Giving teachers and students the latest tools to address the challenges of the 21st century is crucial, but it’s not that simple. As Ms Morgan suggests, teachers need to stay on top of technology – young people often know more about technology, an Ofcom study in August last year found that 14-15-year-olds are the most tech savvy in the UK. WE must ensure that teachers understand technology better.
This knowledge divide is what education guru Sir Ken Robinson refers to as “the biggest generation gap since rock n roll”. It is vital that we bridge this gap and ensure there is a consistency of access across the teachers and learners of today and the future.
Students enjoy technology, but more specifically they enjoy the entertainment aspects of technology. Short form video via sites such as YouTube or online games (including collaborative ones played with friends) are top entertainment activities, indicating the potential popularity of gamification of learning. Recent research from Talent LMS claims that almost 80% of learners would be more productive if their work was more game-like, with over 60% motivated by leaderboards and increased competition between students.
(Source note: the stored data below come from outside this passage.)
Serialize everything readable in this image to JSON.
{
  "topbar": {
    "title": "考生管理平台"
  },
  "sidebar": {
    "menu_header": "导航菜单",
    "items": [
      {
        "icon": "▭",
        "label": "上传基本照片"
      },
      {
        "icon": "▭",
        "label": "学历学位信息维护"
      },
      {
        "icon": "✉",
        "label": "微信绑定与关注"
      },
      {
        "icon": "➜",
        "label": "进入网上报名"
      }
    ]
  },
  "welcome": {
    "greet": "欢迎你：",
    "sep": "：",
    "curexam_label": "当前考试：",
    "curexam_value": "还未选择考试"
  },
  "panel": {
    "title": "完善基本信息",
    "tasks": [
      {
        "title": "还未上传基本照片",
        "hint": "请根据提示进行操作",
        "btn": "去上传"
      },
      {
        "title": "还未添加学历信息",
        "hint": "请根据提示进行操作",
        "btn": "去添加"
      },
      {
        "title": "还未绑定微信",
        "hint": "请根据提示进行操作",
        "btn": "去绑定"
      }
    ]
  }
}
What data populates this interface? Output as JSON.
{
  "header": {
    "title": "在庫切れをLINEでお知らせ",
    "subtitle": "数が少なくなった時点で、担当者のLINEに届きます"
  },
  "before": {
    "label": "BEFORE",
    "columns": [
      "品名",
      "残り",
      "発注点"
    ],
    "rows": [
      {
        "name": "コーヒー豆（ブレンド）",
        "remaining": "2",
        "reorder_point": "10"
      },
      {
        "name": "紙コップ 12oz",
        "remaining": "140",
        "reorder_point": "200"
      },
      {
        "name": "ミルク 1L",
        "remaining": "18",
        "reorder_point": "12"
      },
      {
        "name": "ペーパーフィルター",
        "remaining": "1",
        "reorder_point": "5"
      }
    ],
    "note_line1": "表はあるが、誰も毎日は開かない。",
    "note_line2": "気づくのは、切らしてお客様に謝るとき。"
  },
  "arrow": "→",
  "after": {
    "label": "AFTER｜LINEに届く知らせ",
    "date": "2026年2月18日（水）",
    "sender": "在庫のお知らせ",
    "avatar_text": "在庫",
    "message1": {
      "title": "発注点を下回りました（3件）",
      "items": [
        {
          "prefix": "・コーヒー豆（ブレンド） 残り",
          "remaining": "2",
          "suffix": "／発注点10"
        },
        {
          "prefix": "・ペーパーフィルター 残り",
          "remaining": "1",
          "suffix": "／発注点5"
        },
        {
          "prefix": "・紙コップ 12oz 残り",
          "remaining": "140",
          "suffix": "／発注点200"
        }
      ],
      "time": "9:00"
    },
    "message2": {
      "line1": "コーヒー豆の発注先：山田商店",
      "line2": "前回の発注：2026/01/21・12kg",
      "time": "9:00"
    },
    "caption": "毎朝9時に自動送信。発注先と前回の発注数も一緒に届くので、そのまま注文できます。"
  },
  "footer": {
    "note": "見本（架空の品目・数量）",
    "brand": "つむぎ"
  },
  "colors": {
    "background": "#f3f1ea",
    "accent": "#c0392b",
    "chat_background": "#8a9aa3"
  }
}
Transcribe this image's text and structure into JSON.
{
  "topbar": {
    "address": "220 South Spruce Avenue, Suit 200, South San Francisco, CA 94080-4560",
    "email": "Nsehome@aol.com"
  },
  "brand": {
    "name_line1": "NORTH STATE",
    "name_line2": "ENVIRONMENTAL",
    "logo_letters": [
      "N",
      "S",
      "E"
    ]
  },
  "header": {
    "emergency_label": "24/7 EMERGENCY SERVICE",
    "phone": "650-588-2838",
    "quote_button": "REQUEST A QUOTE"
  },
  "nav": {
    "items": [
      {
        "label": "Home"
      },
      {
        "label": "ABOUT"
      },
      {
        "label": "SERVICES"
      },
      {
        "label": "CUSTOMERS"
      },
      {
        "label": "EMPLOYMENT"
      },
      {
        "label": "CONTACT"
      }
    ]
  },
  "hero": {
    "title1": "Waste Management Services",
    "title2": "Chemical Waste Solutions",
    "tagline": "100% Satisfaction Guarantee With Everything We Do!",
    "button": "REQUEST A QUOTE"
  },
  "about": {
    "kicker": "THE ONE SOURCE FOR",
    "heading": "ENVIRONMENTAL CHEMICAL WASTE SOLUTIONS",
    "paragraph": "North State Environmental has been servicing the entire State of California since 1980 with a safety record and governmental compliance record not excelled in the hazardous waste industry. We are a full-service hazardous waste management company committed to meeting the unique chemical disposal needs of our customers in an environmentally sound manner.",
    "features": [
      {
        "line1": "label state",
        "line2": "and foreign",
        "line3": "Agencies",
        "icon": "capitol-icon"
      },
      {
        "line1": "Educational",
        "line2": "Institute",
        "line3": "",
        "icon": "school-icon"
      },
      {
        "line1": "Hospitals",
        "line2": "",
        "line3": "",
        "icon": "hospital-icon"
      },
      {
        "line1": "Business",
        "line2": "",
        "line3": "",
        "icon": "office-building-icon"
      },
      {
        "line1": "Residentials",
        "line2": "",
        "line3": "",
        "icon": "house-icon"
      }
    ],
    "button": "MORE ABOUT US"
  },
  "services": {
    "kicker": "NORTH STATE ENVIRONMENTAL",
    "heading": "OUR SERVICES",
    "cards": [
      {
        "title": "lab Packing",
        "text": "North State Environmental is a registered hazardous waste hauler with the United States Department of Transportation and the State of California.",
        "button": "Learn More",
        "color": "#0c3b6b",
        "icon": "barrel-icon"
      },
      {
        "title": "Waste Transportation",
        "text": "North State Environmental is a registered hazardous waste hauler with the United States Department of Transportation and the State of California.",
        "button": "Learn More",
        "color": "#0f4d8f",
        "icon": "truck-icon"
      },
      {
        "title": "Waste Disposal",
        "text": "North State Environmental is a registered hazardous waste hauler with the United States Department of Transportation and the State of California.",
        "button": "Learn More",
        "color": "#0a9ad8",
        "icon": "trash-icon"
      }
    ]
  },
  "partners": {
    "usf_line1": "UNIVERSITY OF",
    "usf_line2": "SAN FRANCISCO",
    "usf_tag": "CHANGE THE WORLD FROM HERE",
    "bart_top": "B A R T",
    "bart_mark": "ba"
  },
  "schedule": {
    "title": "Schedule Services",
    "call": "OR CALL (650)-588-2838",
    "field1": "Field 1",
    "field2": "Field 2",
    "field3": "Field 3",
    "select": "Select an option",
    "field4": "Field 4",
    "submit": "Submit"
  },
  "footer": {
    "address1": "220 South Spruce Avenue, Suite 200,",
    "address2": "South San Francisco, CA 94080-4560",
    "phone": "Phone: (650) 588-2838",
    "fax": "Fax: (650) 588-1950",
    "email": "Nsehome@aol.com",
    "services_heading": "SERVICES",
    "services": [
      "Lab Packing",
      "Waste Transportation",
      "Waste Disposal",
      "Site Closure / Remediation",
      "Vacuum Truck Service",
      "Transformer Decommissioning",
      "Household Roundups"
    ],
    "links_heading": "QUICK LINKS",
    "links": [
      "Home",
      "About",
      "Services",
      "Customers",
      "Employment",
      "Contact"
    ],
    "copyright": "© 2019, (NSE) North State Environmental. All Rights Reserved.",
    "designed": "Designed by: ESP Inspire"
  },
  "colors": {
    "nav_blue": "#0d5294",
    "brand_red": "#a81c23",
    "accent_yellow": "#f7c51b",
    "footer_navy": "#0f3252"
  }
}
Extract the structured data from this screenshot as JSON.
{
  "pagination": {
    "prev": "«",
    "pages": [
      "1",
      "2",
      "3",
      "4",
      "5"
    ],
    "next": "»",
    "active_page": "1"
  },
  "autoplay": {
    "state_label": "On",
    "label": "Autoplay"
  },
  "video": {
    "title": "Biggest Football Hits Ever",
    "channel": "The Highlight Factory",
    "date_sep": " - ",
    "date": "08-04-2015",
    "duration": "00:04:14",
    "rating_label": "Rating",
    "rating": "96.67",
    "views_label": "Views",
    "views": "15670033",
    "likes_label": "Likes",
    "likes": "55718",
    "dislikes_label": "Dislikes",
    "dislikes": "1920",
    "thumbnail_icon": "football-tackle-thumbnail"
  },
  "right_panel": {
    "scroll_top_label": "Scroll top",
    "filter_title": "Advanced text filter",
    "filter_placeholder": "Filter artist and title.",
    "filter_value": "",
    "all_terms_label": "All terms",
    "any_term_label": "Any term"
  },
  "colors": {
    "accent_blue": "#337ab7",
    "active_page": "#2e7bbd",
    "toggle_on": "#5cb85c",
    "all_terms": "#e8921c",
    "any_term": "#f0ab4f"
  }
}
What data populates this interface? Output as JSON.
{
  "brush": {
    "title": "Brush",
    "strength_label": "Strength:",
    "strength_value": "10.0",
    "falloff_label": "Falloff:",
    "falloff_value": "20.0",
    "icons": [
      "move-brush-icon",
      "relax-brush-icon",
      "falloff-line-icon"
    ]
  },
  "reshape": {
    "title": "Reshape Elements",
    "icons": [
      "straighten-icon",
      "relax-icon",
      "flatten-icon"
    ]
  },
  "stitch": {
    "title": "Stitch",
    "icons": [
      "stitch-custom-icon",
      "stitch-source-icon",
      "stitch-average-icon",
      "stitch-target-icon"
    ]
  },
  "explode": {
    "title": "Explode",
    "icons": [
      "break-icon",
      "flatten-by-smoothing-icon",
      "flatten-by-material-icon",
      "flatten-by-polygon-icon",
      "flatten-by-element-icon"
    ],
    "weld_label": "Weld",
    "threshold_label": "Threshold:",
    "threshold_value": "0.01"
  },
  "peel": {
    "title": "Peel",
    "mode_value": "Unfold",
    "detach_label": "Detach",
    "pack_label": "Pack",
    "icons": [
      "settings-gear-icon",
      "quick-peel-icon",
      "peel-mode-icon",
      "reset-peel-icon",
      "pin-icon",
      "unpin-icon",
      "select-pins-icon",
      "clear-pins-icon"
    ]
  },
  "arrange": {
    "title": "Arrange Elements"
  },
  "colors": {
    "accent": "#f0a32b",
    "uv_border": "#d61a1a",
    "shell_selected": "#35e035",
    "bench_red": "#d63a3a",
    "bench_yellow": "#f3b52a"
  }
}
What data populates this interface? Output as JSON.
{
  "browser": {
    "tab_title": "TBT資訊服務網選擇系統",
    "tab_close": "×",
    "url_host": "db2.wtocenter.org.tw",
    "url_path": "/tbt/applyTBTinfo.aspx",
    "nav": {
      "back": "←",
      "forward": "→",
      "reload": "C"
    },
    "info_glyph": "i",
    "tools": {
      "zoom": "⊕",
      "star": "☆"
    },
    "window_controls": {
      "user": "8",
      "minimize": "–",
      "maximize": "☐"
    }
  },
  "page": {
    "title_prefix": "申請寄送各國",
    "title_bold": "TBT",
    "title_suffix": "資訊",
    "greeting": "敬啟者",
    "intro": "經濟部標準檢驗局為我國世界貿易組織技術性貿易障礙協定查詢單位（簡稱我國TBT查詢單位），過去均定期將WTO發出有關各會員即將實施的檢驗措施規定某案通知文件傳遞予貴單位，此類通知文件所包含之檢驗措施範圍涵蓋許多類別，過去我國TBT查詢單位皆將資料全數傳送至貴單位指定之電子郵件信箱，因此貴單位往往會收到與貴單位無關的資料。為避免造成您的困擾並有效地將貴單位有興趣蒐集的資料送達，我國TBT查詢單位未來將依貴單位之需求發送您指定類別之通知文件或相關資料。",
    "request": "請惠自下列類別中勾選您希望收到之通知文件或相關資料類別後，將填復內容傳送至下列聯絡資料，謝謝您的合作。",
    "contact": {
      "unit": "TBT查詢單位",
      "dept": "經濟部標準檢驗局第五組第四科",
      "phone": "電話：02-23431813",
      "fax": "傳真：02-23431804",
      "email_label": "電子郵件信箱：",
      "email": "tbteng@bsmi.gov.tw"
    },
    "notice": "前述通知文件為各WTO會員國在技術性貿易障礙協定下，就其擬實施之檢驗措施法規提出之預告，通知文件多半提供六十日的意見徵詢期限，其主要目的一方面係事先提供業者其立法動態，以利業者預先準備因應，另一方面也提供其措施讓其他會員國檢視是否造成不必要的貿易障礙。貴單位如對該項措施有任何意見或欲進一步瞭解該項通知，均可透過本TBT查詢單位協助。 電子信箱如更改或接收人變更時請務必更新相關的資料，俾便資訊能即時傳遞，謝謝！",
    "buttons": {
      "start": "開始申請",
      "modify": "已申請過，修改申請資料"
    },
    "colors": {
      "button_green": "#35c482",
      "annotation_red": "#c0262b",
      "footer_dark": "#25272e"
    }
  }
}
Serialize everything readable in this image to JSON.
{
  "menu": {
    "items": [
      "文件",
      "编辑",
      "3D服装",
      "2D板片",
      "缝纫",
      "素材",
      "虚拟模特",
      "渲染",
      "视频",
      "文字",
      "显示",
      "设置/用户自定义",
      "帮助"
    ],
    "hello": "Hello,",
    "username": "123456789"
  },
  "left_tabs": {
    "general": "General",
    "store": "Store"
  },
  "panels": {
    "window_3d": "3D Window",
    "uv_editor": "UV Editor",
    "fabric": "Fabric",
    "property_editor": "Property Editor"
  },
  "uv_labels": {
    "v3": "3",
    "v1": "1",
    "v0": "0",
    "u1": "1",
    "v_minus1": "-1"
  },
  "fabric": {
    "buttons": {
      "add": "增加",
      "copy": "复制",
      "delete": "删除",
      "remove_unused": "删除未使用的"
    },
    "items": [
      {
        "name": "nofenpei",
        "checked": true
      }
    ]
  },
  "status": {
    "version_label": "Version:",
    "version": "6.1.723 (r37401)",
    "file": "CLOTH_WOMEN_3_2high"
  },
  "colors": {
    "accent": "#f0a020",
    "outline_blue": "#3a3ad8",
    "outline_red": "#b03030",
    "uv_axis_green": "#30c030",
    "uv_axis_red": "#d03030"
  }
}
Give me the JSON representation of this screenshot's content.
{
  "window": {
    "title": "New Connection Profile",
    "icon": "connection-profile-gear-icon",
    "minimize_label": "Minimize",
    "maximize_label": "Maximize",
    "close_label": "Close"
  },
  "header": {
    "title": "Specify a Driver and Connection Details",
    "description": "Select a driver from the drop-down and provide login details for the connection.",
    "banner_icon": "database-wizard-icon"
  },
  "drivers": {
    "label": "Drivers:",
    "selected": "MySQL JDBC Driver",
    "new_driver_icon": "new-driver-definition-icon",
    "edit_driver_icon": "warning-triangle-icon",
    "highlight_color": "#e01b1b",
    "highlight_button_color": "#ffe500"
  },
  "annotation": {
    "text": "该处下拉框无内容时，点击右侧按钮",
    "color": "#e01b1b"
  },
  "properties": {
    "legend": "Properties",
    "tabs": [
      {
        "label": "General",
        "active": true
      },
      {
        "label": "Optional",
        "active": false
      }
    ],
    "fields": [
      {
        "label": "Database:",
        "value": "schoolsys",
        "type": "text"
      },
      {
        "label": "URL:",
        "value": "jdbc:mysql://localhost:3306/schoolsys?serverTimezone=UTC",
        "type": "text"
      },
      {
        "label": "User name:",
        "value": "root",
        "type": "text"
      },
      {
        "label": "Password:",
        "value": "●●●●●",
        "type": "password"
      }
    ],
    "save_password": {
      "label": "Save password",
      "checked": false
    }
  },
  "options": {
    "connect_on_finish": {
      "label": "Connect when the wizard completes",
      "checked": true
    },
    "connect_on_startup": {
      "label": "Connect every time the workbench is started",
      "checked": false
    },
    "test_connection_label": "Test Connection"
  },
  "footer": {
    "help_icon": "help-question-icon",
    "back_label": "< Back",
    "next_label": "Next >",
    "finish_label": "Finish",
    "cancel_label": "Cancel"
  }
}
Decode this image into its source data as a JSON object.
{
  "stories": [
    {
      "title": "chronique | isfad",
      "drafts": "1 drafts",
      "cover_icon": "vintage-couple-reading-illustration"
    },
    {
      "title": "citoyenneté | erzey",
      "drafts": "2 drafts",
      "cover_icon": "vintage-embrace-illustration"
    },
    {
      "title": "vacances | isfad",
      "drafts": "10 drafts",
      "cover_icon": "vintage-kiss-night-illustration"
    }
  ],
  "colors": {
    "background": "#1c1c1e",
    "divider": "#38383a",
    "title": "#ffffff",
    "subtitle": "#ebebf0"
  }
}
As technology becomes more prolific in the classroom, applications such as gamification can flourish, but experience tells us the speed of development can mean any investment made today may not be enough to cope with the applications of tomorrow.
This is fundamental for AV. The demand for increased resolutions and interactive technologies is inevitable given the increased visualisation of lessons and social collaboration. Companies must futureproof investments so that you can take advantage of the latest high-resolution technologies. It is important to understand the market, providing specialist, adaptable products that will fulfil needs for the foreseeable.
Return on investment
Measuring the true value of any investment is difficult in education. Increasing student engagement and achievement can be a barometer for ROI, however using technology and infrastructure is also an attractive differentiator at when recruiting students is also important.
Increased funding of technology infrastructures has allowed teachers and students to see real possibilities for the future. Teachers now appreciate the importance of technology, particularly where more traditional methodologies have failed to yield satisfactory results (according to research from the National Literacy Trust, technology can have an impact on reading levels particularly with disadvantaged children).
The industry is on the cusp of real achievement through change, but only if teachers, trained and equipped with leading edge education technology, are given the freedom to use these resources to their full potential. This is what will help prepare students for a working world where technology is at the core of business and innovation.
We’ve already come a long way from the traditional rowed-desks of industrial revolution classrooms, but we still have far to go. We can certainly help drive that journey. As Sir Bob Geldof said at the BETT show in 2015, “it’s a singular future; people’s minds must be engaged. Technology is a key element of that process.
Damien Weissenburger is Head of Corporate and Education at Sony Europe.